Film Review: Undine

★★★☆☆

Floating somewhere between drama and fantasy, myth and reality, Christian Petzold’s Undine is a beguiling, other-worldly love story between a diver and a tour guide – or is she a mermaid? Brought to modern-day Berlin from the depths of German Renaissance philosophy, this supernatural allegory benefits from two strong lead performances, but is otherwise as transient and ethereal as the nymphs from whom it takes its title.

The eponymous Undine (Paula Beer) is a well-versed historian at the Centre for Urban Development and Planning. She gives talks on the German capital pre- and post-reunification to tourists and eager young students. Though it is by no means evident why we spend so much time looking at 3D models and maps and listen to Undine explain how the city has evolved over time, acknowledging the interrelation of past, present and future is underlined.

Her own future seems to be in doubt, though, when first dropped into a “We need to meet” break-up conversation. With a preamble we do not witness, Johannes (Jacob Matschenz) ends their relationship due to another woman. “If you leave me, I’ll have to kill you” seems a slight overreaction from Undine, but she stumbles – literally – across her knight in shining armour, Christoph (Franz Rogowski) almost immediately.

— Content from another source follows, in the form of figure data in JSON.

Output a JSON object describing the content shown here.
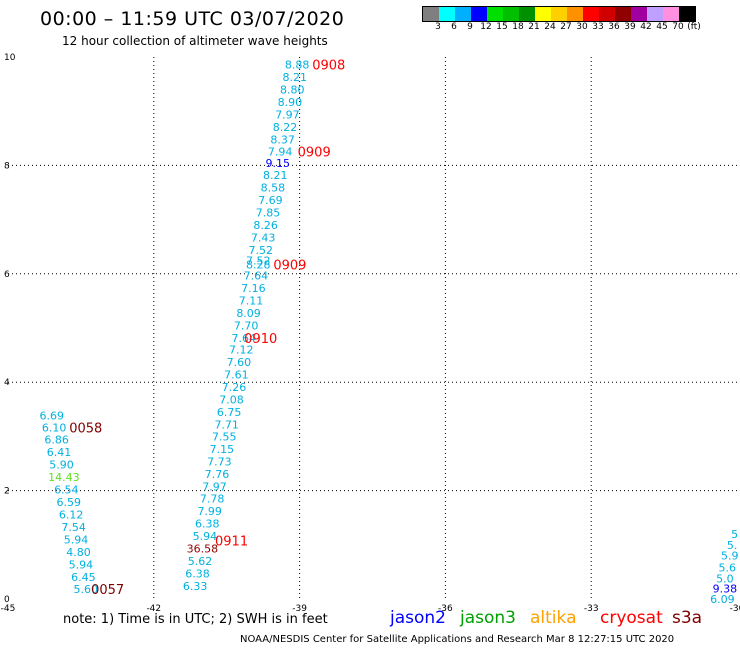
{
  "title": "00:00 – 11:59 UTC 03/07/2020",
  "subtitle": "12 hour collection of altimeter wave heights",
  "legend": {
    "colors": [
      "#7f7f7f",
      "#00ffff",
      "#00b0ff",
      "#0000ff",
      "#00e000",
      "#00c000",
      "#009000",
      "#ffff00",
      "#ffd000",
      "#ff9000",
      "#ff0000",
      "#d00000",
      "#900000",
      "#a000a0",
      "#c0a0ff",
      "#ff90e0",
      "#000000"
    ],
    "labels": [
      "3",
      "6",
      "9",
      "12",
      "15",
      "18",
      "21",
      "24",
      "27",
      "30",
      "33",
      "36",
      "39",
      "42",
      "45",
      "70",
      "(ft)"
    ]
  },
  "chart_data": {
    "type": "scatter",
    "xlim": [
      -45,
      -30
    ],
    "ylim": [
      0,
      10
    ],
    "x_ticks": [
      {
        "value": -45,
        "label": "-45"
      },
      {
        "value": -42,
        "label": "-42"
      },
      {
        "value": -39,
        "label": "-39"
      },
      {
        "value": -36,
        "label": "-36"
      },
      {
        "value": -33,
        "label": "-33"
      },
      {
        "value": -30,
        "label": "-30"
      }
    ],
    "y_ticks": [
      {
        "value": 0,
        "label": "0"
      },
      {
        "value": 2,
        "label": "2"
      },
      {
        "value": 4,
        "label": "4"
      },
      {
        "value": 6,
        "label": "6"
      },
      {
        "value": 8,
        "label": "8"
      },
      {
        "value": 10,
        "label": "10"
      }
    ],
    "grid": true,
    "points": [
      {
        "lon": -39.05,
        "lat": 9.86,
        "text": "8.88",
        "color": "#00b0e0"
      },
      {
        "lon": -39.1,
        "lat": 9.63,
        "text": "8.21",
        "color": "#00b0e0"
      },
      {
        "lon": -39.15,
        "lat": 9.4,
        "text": "8.80",
        "color": "#00b0e0"
      },
      {
        "lon": -39.2,
        "lat": 9.17,
        "text": "8.90",
        "color": "#00b0e0"
      },
      {
        "lon": -39.25,
        "lat": 8.94,
        "text": "7.97",
        "color": "#00b0e0"
      },
      {
        "lon": -39.3,
        "lat": 8.71,
        "text": "8.22",
        "color": "#00b0e0"
      },
      {
        "lon": -39.35,
        "lat": 8.48,
        "text": "8.37",
        "color": "#00b0e0"
      },
      {
        "lon": -39.4,
        "lat": 8.26,
        "text": "7.94",
        "color": "#00b0e0"
      },
      {
        "lon": -39.45,
        "lat": 8.04,
        "text": "9.15",
        "color": "#0000ff"
      },
      {
        "lon": -39.5,
        "lat": 7.82,
        "text": "8.21",
        "color": "#00b0e0"
      },
      {
        "lon": -39.55,
        "lat": 7.59,
        "text": "8.58",
        "color": "#00b0e0"
      },
      {
        "lon": -39.6,
        "lat": 7.36,
        "text": "7.69",
        "color": "#00b0e0"
      },
      {
        "lon": -39.65,
        "lat": 7.13,
        "text": "7.85",
        "color": "#00b0e0"
      },
      {
        "lon": -39.7,
        "lat": 6.9,
        "text": "8.26",
        "color": "#00b0e0"
      },
      {
        "lon": -39.75,
        "lat": 6.67,
        "text": "7.43",
        "color": "#00b0e0"
      },
      {
        "lon": -39.8,
        "lat": 6.44,
        "text": "7.52",
        "color": "#00b0e0"
      },
      {
        "lon": -39.85,
        "lat": 6.25,
        "text": "7.52",
        "color": "#00b0e0"
      },
      {
        "lon": -39.85,
        "lat": 6.17,
        "text": "8.28",
        "color": "#00b0e0"
      },
      {
        "lon": -39.9,
        "lat": 5.97,
        "text": "7.64",
        "color": "#00b0e0"
      },
      {
        "lon": -39.95,
        "lat": 5.74,
        "text": "7.16",
        "color": "#00b0e0"
      },
      {
        "lon": -40.0,
        "lat": 5.51,
        "text": "7.11",
        "color": "#00b0e0"
      },
      {
        "lon": -40.05,
        "lat": 5.28,
        "text": "8.09",
        "color": "#00b0e0"
      },
      {
        "lon": -40.1,
        "lat": 5.05,
        "text": "7.70",
        "color": "#00b0e0"
      },
      {
        "lon": -40.15,
        "lat": 4.82,
        "text": "7.64",
        "color": "#00b0e0"
      },
      {
        "lon": -40.2,
        "lat": 4.6,
        "text": "7.12",
        "color": "#00b0e0"
      },
      {
        "lon": -40.25,
        "lat": 4.37,
        "text": "7.60",
        "color": "#00b0e0"
      },
      {
        "lon": -40.3,
        "lat": 4.14,
        "text": "7.61",
        "color": "#00b0e0"
      },
      {
        "lon": -40.35,
        "lat": 3.91,
        "text": "7.26",
        "color": "#00b0e0"
      },
      {
        "lon": -40.4,
        "lat": 3.68,
        "text": "7.08",
        "color": "#00b0e0"
      },
      {
        "lon": -40.45,
        "lat": 3.45,
        "text": "6.75",
        "color": "#00b0e0"
      },
      {
        "lon": -40.5,
        "lat": 3.22,
        "text": "7.71",
        "color": "#00b0e0"
      },
      {
        "lon": -40.55,
        "lat": 3.0,
        "text": "7.55",
        "color": "#00b0e0"
      },
      {
        "lon": -40.6,
        "lat": 2.77,
        "text": "7.15",
        "color": "#00b0e0"
      },
      {
        "lon": -40.65,
        "lat": 2.54,
        "text": "7.73",
        "color": "#00b0e0"
      },
      {
        "lon": -40.7,
        "lat": 2.31,
        "text": "7.76",
        "color": "#00b0e0"
      },
      {
        "lon": -40.75,
        "lat": 2.08,
        "text": "7.97",
        "color": "#00b0e0"
      },
      {
        "lon": -40.8,
        "lat": 1.85,
        "text": "7.78",
        "color": "#00b0e0"
      },
      {
        "lon": -40.85,
        "lat": 1.62,
        "text": "7.99",
        "color": "#00b0e0"
      },
      {
        "lon": -40.9,
        "lat": 1.39,
        "text": "6.38",
        "color": "#00b0e0"
      },
      {
        "lon": -40.95,
        "lat": 1.16,
        "text": "5.94",
        "color": "#00b0e0"
      },
      {
        "lon": -41.0,
        "lat": 0.93,
        "text": "36.58",
        "color": "#900000"
      },
      {
        "lon": -41.05,
        "lat": 0.7,
        "text": "5.62",
        "color": "#00b0e0"
      },
      {
        "lon": -41.1,
        "lat": 0.47,
        "text": "6.38",
        "color": "#00b0e0"
      },
      {
        "lon": -41.15,
        "lat": 0.24,
        "text": "6.33",
        "color": "#00b0e0"
      },
      {
        "lon": -44.1,
        "lat": 3.39,
        "text": "6.69",
        "color": "#00b0e0"
      },
      {
        "lon": -44.05,
        "lat": 3.16,
        "text": "6.10",
        "color": "#00b0e0"
      },
      {
        "lon": -44.0,
        "lat": 2.94,
        "text": "6.86",
        "color": "#00b0e0"
      },
      {
        "lon": -43.95,
        "lat": 2.71,
        "text": "6.41",
        "color": "#00b0e0"
      },
      {
        "lon": -43.9,
        "lat": 2.48,
        "text": "5.90",
        "color": "#00b0e0"
      },
      {
        "lon": -43.85,
        "lat": 2.25,
        "text": "14.43",
        "color": "#60e020"
      },
      {
        "lon": -43.8,
        "lat": 2.02,
        "text": "6.54",
        "color": "#00b0e0"
      },
      {
        "lon": -43.75,
        "lat": 1.79,
        "text": "6.59",
        "color": "#00b0e0"
      },
      {
        "lon": -43.7,
        "lat": 1.56,
        "text": "6.12",
        "color": "#00b0e0"
      },
      {
        "lon": -43.65,
        "lat": 1.33,
        "text": "7.54",
        "color": "#00b0e0"
      },
      {
        "lon": -43.6,
        "lat": 1.1,
        "text": "5.94",
        "color": "#00b0e0"
      },
      {
        "lon": -43.55,
        "lat": 0.87,
        "text": "4.80",
        "color": "#00b0e0"
      },
      {
        "lon": -43.5,
        "lat": 0.64,
        "text": "5.94",
        "color": "#00b0e0"
      },
      {
        "lon": -43.45,
        "lat": 0.41,
        "text": "6.45",
        "color": "#00b0e0"
      },
      {
        "lon": -43.4,
        "lat": 0.18,
        "text": "5.60",
        "color": "#00b0e0"
      },
      {
        "lon": -30.05,
        "lat": 1.2,
        "text": "5",
        "color": "#00b0e0"
      },
      {
        "lon": -30.1,
        "lat": 1.0,
        "text": "5.",
        "color": "#00b0e0"
      },
      {
        "lon": -30.15,
        "lat": 0.8,
        "text": "5.9",
        "color": "#00b0e0"
      },
      {
        "lon": -30.2,
        "lat": 0.58,
        "text": "5.6",
        "color": "#00b0e0"
      },
      {
        "lon": -30.25,
        "lat": 0.38,
        "text": "5.0",
        "color": "#00b0e0"
      },
      {
        "lon": -30.25,
        "lat": 0.19,
        "text": "9.38",
        "color": "#0000ff"
      },
      {
        "lon": -30.3,
        "lat": 0.0,
        "text": "6.09",
        "color": "#00b0e0"
      }
    ],
    "time_labels": [
      {
        "lon": -38.4,
        "lat": 9.86,
        "text": "0908",
        "color": "#ff0000"
      },
      {
        "lon": -38.7,
        "lat": 8.26,
        "text": "0909",
        "color": "#ff0000"
      },
      {
        "lon": -39.2,
        "lat": 6.17,
        "text": "0909",
        "color": "#ff0000"
      },
      {
        "lon": -39.8,
        "lat": 4.82,
        "text": "0910",
        "color": "#ff0000"
      },
      {
        "lon": -40.4,
        "lat": 1.08,
        "text": "0911",
        "color": "#ff0000"
      },
      {
        "lon": -43.4,
        "lat": 3.16,
        "text": "0058",
        "color": "#800000"
      },
      {
        "lon": -42.95,
        "lat": 0.18,
        "text": "0057",
        "color": "#800000"
      }
    ]
  },
  "note": "note:  1) Time is in UTC; 2) SWH is in feet",
  "satellites": [
    {
      "name": "jason2",
      "color": "#0000ff"
    },
    {
      "name": "jason3",
      "color": "#00a000"
    },
    {
      "name": "altika",
      "color": "#ffa000"
    },
    {
      "name": "cryosat",
      "color": "#ff0000"
    },
    {
      "name": "s3a",
      "color": "#800000"
    }
  ],
  "credit": "NOAA/NESDIS Center for Satellite Applications and Research    Mar  8 12:27:15 UTC 2020"
}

Clumsily introducing himself after attending one of her talks, and then knocking over a fish tank when taking his leave, the pair lie on the floor of a café in raptures, looking longingly into each other’s eyes.

Later learning that Undine’s threat was not empty rhetoric, and that her search for a partner has far more at stake than 2.4 kids, a nice house and a BMW, it is love at first sight with Christoph. Inseparable, they begin a passionate affair and share their love for the water. However, when Undine discards her diving gear and hitches a ride with Big Gunther, a giant catfish who roams the reservoir where Christoph has been working, he realises that he may have been, well, catfished. But so enamoured is he that Christoph doesn’t bat an eyelid, even encouraging Undine’s historical knowledge as pillow talk. After all, there’s nothing like a speech on urban planning to keep a relationship’s passions aflame.

But when a chance encounter with Johannes and an accident befalls the couple, we dive into murkier waters where time, place and reason are hard to discern. The one constant in a film that flows this way and that is a singular piano refrain by Bach. Paired with this is Stayin’ Alive by the Bee Gees which comes in handy with the administration of CPR at a key moment and shows the tongue-in-cheek humour that Petzold peppers Undine with as the classical and contemporary intermingle.

Beer, who impressed greatly in François Ozon’s 2017 film Frantz, again displays a maturity of performance beyond her years, and Rogowski has a natural, easy presence on screen alongside her again after 2018’s Transit. So, what do we take away from Undine? Its woozy oddity does linger and the process of falling in and out of love may well feel like drowning. But as we come up for air in closing it must be said that the best is surely yet to come from this excellent leading pair and gifted director after this latest underwater outing.